Respiratory diseases are common and can be similar in poultry and diseases caused by NDV, ILTV and aMPV can cause significant economic losses [1]. Therefore, it is crucial to rapidly detect and differentiate these viruses so that countermeasures can be implemented. Building on our previous work detecting IBV types by qRT-PCR, we synchronized thermocycling parameters for previously developed ILTV and NDV assays as well as newly developed aMPV assays to establish a concurrent testing process. Synthetic DNA templates were utilized for standardization and verification of the assays, as they hold advantages for that type of analysis [13]. Although RNA templates are appropriate for determining the efficiency of RT-PCR assays, which can be quite variable, our goal was to standardize and verify the assays based on analytical sensitivity and LOD, making defined copies of synthetic DNA template more appropriate. All assays performed equivalently, with an LOD of 10 copies. The NDV and ILTV assays from this study demonstrated a comparable or even higher sensitivity to the originally described NDV (M gene LOD: 103 copies, L gene LOD: 102 copies) [12] and ILTV (LOD: 102 copies) [11] assay conditions. The average efficiencies of the assays were within the acceptable range of 80%–115% [16], and above (≥ 0.99) the generally recommended R2 ≥ 0.95 for standard slopes between −3.0 and −3.9. The unnecessary RT step in the ILTV assay, to synchronize thermocycling conditions with other assays, did not affect its performance (Supplementary Table 3, Fig. 1).

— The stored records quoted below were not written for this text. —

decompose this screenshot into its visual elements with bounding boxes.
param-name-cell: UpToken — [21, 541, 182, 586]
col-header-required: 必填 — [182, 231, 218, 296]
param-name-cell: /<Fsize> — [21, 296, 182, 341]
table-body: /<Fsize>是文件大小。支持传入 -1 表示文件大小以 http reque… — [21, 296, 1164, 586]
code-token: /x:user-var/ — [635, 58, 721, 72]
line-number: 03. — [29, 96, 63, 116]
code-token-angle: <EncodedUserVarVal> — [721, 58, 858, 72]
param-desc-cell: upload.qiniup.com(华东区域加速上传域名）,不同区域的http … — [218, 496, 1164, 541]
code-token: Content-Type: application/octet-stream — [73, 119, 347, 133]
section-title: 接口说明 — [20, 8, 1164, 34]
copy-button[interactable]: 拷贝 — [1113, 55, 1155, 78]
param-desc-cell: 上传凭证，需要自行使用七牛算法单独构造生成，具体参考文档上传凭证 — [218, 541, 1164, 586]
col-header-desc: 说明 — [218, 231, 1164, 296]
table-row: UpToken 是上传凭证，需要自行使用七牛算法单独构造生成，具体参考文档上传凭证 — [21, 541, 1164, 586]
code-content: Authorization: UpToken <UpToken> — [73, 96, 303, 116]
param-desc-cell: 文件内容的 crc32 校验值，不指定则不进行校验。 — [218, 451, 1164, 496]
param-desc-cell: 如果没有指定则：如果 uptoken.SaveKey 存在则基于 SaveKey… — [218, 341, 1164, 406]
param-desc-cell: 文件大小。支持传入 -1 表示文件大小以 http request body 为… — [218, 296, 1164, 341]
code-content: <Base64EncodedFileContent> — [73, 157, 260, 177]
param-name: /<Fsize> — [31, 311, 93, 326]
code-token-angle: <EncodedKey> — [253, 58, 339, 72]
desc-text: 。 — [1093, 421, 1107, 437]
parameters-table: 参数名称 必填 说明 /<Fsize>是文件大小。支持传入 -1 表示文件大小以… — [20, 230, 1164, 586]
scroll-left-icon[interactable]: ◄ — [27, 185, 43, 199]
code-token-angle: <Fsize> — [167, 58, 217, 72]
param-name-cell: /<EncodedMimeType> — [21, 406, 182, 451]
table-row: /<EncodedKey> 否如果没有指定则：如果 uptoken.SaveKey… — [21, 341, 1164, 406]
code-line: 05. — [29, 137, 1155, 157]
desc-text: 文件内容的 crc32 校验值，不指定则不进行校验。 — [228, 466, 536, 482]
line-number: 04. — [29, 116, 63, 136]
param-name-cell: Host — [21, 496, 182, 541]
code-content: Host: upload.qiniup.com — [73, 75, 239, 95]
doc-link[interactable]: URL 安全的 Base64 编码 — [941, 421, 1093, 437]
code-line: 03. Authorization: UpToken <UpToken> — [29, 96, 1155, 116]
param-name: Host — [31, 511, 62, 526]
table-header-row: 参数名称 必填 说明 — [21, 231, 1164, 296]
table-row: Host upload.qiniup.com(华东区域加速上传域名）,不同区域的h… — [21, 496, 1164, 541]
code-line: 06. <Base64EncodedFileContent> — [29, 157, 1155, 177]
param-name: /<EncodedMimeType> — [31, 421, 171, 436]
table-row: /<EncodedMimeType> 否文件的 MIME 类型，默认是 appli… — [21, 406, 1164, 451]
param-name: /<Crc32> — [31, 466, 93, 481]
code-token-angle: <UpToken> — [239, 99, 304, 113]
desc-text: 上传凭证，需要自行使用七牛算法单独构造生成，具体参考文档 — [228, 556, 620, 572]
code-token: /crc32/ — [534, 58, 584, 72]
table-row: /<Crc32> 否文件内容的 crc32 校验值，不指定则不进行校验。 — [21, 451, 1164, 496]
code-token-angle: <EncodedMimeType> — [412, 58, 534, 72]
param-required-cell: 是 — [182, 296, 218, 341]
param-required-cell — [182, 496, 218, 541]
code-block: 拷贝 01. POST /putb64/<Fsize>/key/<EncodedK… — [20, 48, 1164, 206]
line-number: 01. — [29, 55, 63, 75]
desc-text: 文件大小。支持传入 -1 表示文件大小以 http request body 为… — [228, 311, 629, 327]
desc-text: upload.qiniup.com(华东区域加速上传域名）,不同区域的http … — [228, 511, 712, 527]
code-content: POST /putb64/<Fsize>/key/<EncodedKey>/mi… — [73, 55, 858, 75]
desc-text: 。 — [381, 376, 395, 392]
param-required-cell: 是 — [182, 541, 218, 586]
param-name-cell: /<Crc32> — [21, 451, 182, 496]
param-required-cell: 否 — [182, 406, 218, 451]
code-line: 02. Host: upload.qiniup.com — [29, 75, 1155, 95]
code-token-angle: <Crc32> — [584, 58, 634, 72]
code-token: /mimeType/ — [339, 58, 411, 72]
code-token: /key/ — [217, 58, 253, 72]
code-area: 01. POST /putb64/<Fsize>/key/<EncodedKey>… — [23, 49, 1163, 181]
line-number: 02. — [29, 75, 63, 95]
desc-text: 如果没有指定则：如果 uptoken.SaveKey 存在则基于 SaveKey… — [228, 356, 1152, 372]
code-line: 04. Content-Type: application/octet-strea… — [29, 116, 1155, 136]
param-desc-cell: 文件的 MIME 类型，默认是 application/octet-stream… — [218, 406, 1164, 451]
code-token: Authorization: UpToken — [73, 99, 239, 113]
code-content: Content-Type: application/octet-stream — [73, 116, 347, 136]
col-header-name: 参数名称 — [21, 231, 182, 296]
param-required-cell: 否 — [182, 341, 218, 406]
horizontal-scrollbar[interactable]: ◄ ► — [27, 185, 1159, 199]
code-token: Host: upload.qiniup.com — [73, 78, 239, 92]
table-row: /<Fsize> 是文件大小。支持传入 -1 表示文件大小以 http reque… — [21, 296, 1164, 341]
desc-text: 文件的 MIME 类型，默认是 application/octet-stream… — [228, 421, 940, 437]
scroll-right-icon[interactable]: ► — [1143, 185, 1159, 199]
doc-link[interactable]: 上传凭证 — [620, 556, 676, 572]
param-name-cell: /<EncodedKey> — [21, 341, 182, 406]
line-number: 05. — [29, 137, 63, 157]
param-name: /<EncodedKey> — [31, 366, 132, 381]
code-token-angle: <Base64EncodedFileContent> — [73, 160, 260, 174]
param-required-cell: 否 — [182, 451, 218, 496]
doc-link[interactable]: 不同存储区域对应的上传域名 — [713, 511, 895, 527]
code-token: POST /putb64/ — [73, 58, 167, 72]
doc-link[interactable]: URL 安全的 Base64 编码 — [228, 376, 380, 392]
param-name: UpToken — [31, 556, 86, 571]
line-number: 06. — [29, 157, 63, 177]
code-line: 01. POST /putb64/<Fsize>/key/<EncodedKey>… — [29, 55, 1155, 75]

Using clinical and biological samples, 100% of the known positive samples were determined as positive by the NDV-M and ILTV assays (Table 1). The endogenous avian RNA-IPC in NDV and aMPV-A and -B assays and the artificially spiked DNA-IPC in ILTV assays did not appear to interfere with performance. Multiplexing of these assays wasn’t possible due to a decrease of sensitivity and efficiency (data not shown). In this study we were not able to test the aMPV assays and the NDV-L assay with clinical or biological samples. However, the assays were capable of detecting synthetic templates with high sensitivity and specificity, and in silico analysis predicted that the assays could generate amplicons from the aMPV strains successfully, with no non-target aMPV type cross-detection. Similar to previous reports, this indicates that the assays will likely give reliable results when applied to biological samples [13].

The provision of these assays, which all use the same thermocycling conditions, will facilitate field diagnostics in terms of accuracy and functional simplicity.